A Case of EHPVO

Dr.Shobika,DrAnupa Thomas ,Dr.Bhanu Vikraman pillai ,DrRekha Hari  

Dr.C Jayakumar

AIMS KOCHI 

One year old developmentally normal and immunized female child presented with vomiting of 1 day followed black tarry stools,with blood clots 

As per outside health care facility  Hb dropped from 11 to 7 so PRBC was given 

.USG abdomen-multiple small bowel loops seen in right upper quadrant showing diffuse mural thickening and surrounded marked echogenic fat planes and thin rim of free fluid s/o bowel inflammatory process 

 Laparotomy done -intraluminal blood noted in ileum,squeezed into caecum.

she was treated with Iv prednisolone,iv cefuroxime,iv.metrogyl and other supportives.

After discharge from outside hospital  she was asymptomatic for 1 week after which she developed hematemesis and dark coloured stools with reduced oral Intake and admitted here for further management

Labs:CRP-9.95,

WBC-15,N-44,L-45,

Hb-7.8g/dl,PT/INR-19.2/14.7/1.33,APTT-26/30.5

USG abdomen- suspicious for extra hepatic portal venous obstruction with Portal cavernoma formation.

CECT abdomen done Features of EHPVO with multiple large para esophageal, perigastric,peri rectal and retroperitoneal varices,reformed portal collaterals.large retroperitoneal collateral draining into Superior mesenteric vein

 Attenuated splenic vein.

Splenomegaly(9cm).

Diagnosed as EHPVO.

The child was started on Inj.Taxim,Inj.Octreotide,Inj.Vit K,T.Beta blocker  and other supportives

After obtaining fitness the child was taken up for OGD Scopy

There were Grade 3 varices and 3 columns of Grade 2 varices noted in esophagus

Blood clots in stomach were noted in stomach,no gastric varices.Duodenum till D2 was normal.

Endoscopic sclerotherapy was done.

Hb dropped and PRBC was given.

She improved symptomatically with no post operative complications.she was discharged with the advise to regular follow up with hemodynamically stable vitals.

Extra hepatic portal venous obstruction 

Is a vascular disorder of liver which results in obstruction and cavernomatous transformation of portal vein with or without the involvement of intrahepatic portal vein,splenic vein or superior mesenteric vein.

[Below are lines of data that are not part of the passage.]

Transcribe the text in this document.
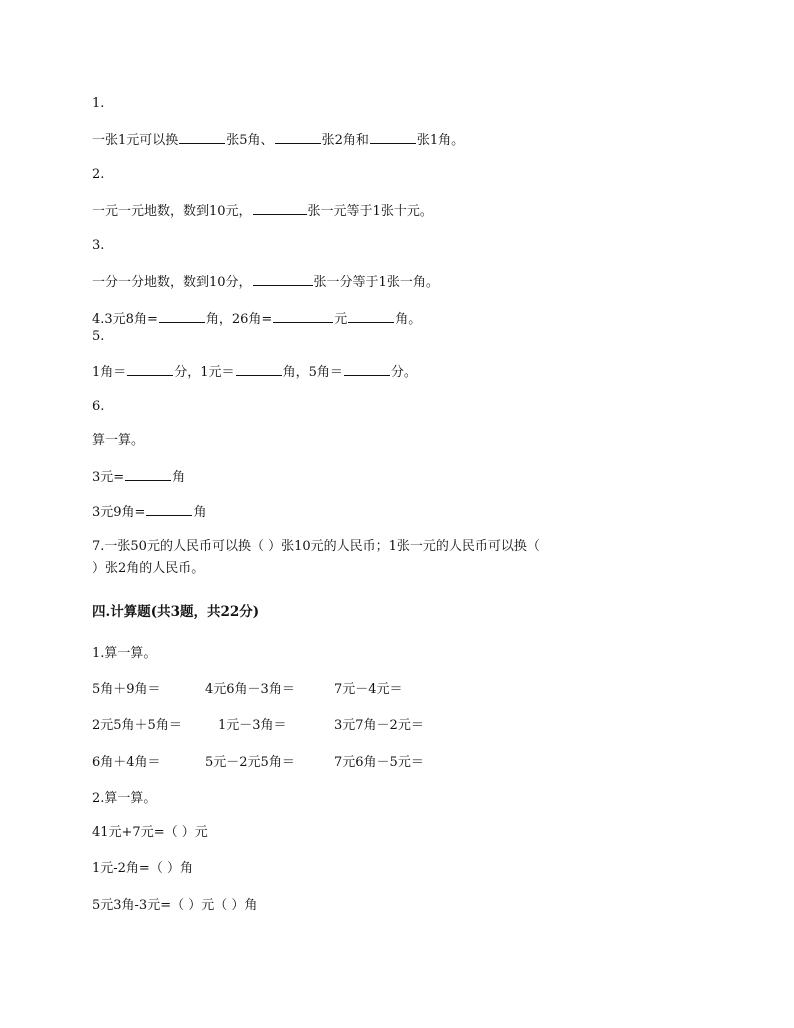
1.
一张1元可以换	张5角、	张2角和	张1角。
2.
一元一元地数，数到10元，	张一元等于1张十元。
3.
一分一分地数，数到10分，	张一分等于1张一角。
4.3元8角=	角，26角=	元	角。
5.
1角＝	分，1元＝	角，5角＝	分。
6.
算一算。
3元=	角
3元9角=	角
7.一张50元的人民币可以换（ ）张10元的人民币；1张一元的人民币可以换（
）张2角的人民币。
四.计算题(共3题，共22分)
1.算一算。
5角＋9角＝	4元6角－3角＝	7元－4元＝
2元5角＋5角＝	1元－3角＝	3元7角－2元＝
6角＋4角＝	5元－2元5角＝	7元6角－5元＝
2.算一算。
41元+7元=（ ）元
1元-2角=（ ）角
5元3角-3元=（ ）元（ ）角
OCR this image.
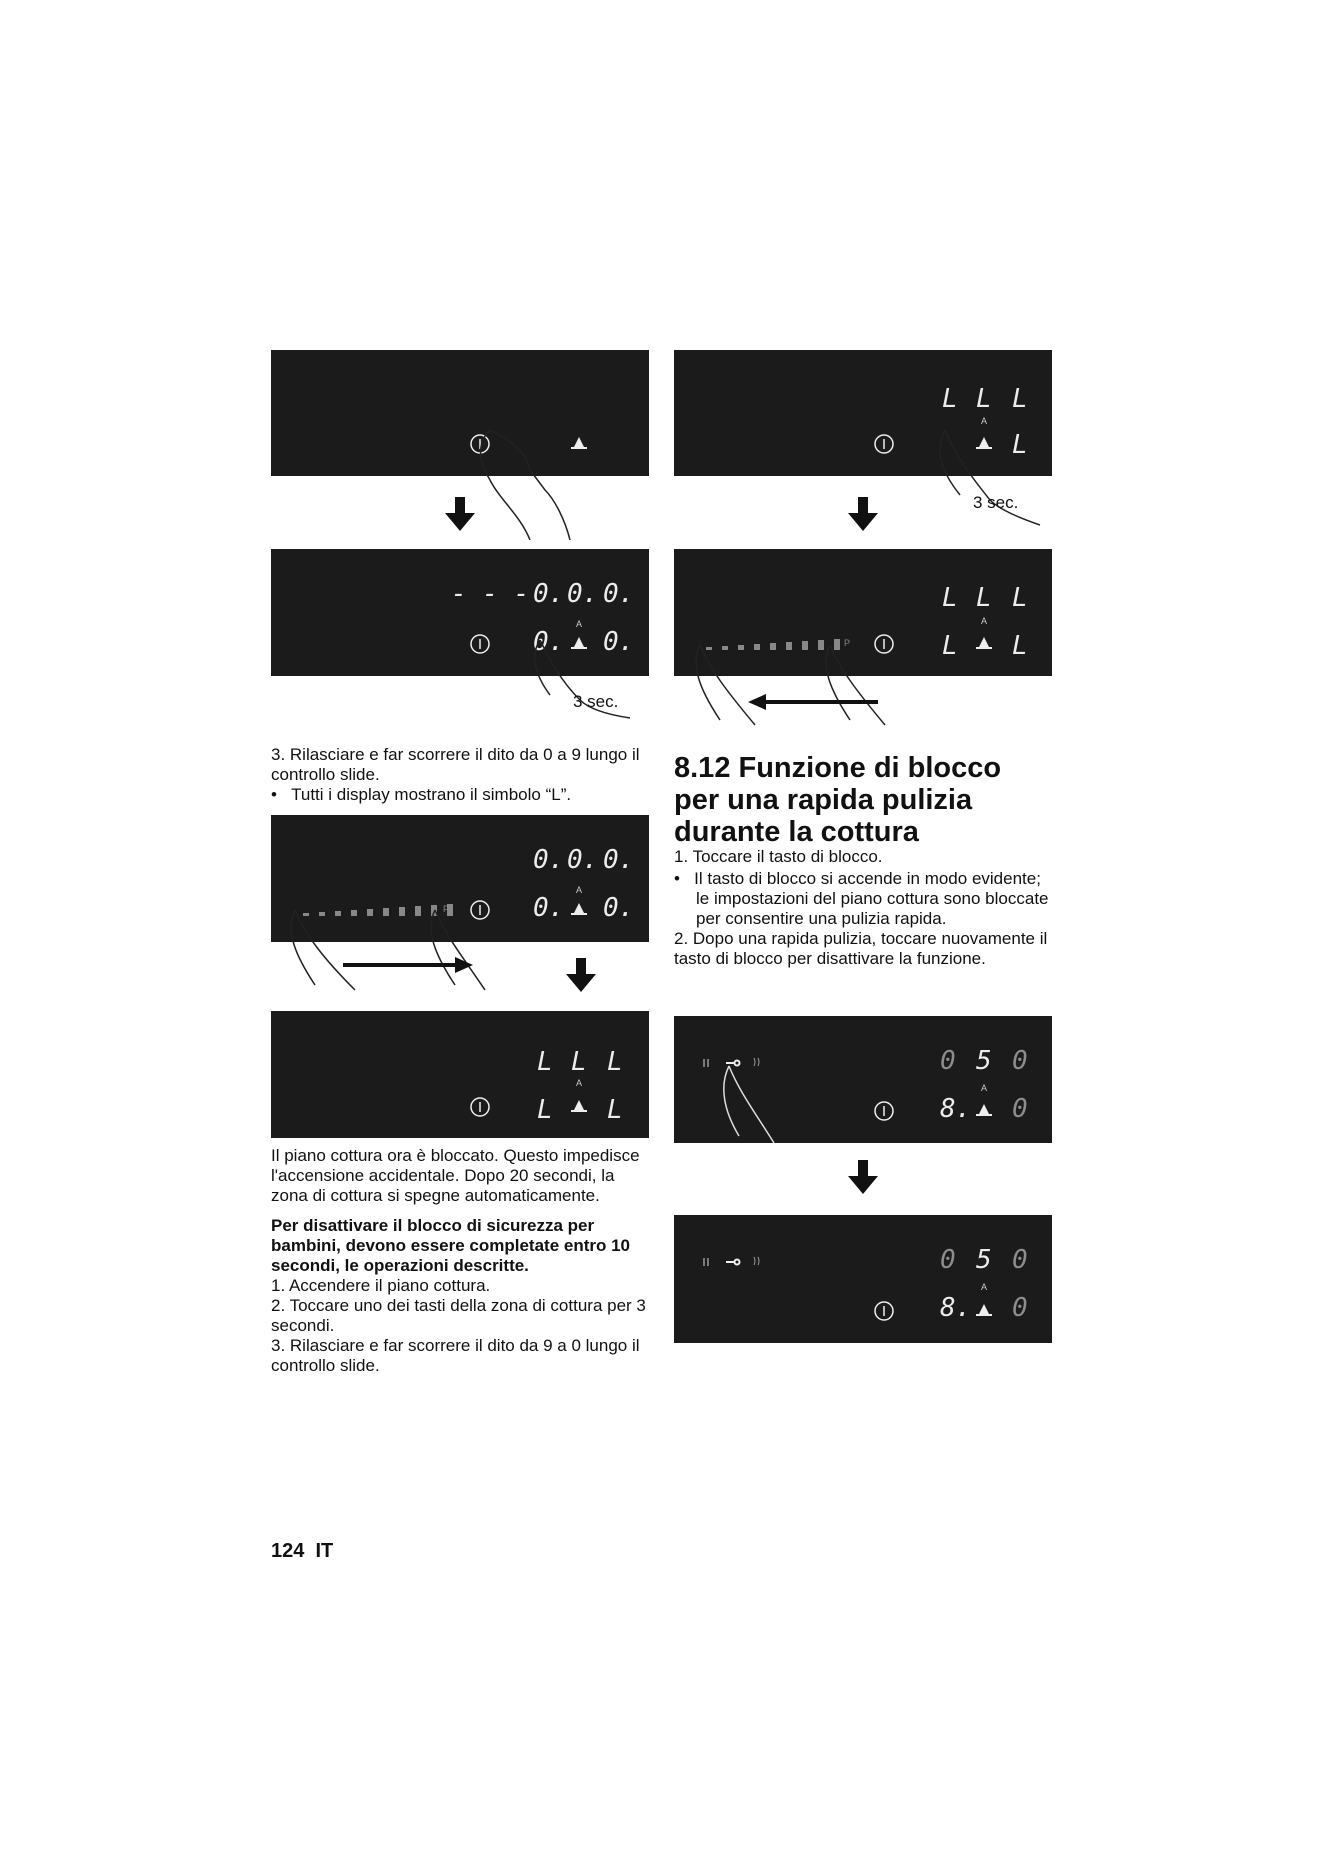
- - - 0. 0. 0.
0. 0.
A
3 sec.

3. Rilasciare e far scorrere il dito da 0 a 9 lungo il controllo slide.

•   Tutti i display mostrano il simbolo “L”.

0. 0. 0.
0. 0.
P
A
L L L
L L
A

Il piano cottura ora è bloccato. Questo impedisce l'accensione accidentale. Dopo 20 secondi, la zona di cottura si spegne automaticamente.

Per disattivare il blocco di sicurezza per bambini, devono essere completate entro 10 secondi, le operazioni descritte.

1. Accendere il piano cottura.

2. Toccare uno dei tasti della zona di cottura per 3 secondi.

3. Rilasciare e far scorrere il dito da 9 a 0 lungo il controllo slide.

L L L
L
A
3 sec.
L L L
L L
P
A
8.12 Funzione di blocco per una rapida pulizia durante la cottura

1. Toccare il tasto di blocco.

•   Il tasto di blocco si accende in modo evidente; le impostazioni del piano cottura sono bloccate per consentire una pulizia rapida.

2. Dopo una rapida pulizia, toccare nuovamente il tasto di blocco per disattivare la funzione.

0 5 0
8. 0
A
0 5 0
8. 0
A
124 IT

Inicidence: usually 10 – 14 years

Portal hypertension:

Pre hepatic – portal or splenic vein thrombosis

Intrahepatic- cirrhosis

Post hepatic- Budd Chiara syndrome

Symptoms:

Blood in vomit

Bloated abdomen

Swelling over legs and feet

Complications:

Ascites

GI bleeding

Hypersplenism

Kidney failure

Diagnosis:

CBC

USG

Endoscopy

Management  :

Endoscopic sclerotherapy

Medications:Beta blockers,vasoconstrictors

Transjugular intrahepatic porto systemic shunt (TIPS )

Distal splenic renal shunt (DSRS)

Take home message – EHPVO in infancy is quite rare .They should be a team work required for follow up and treatment and standardization of portal hypertension in pediatric age group.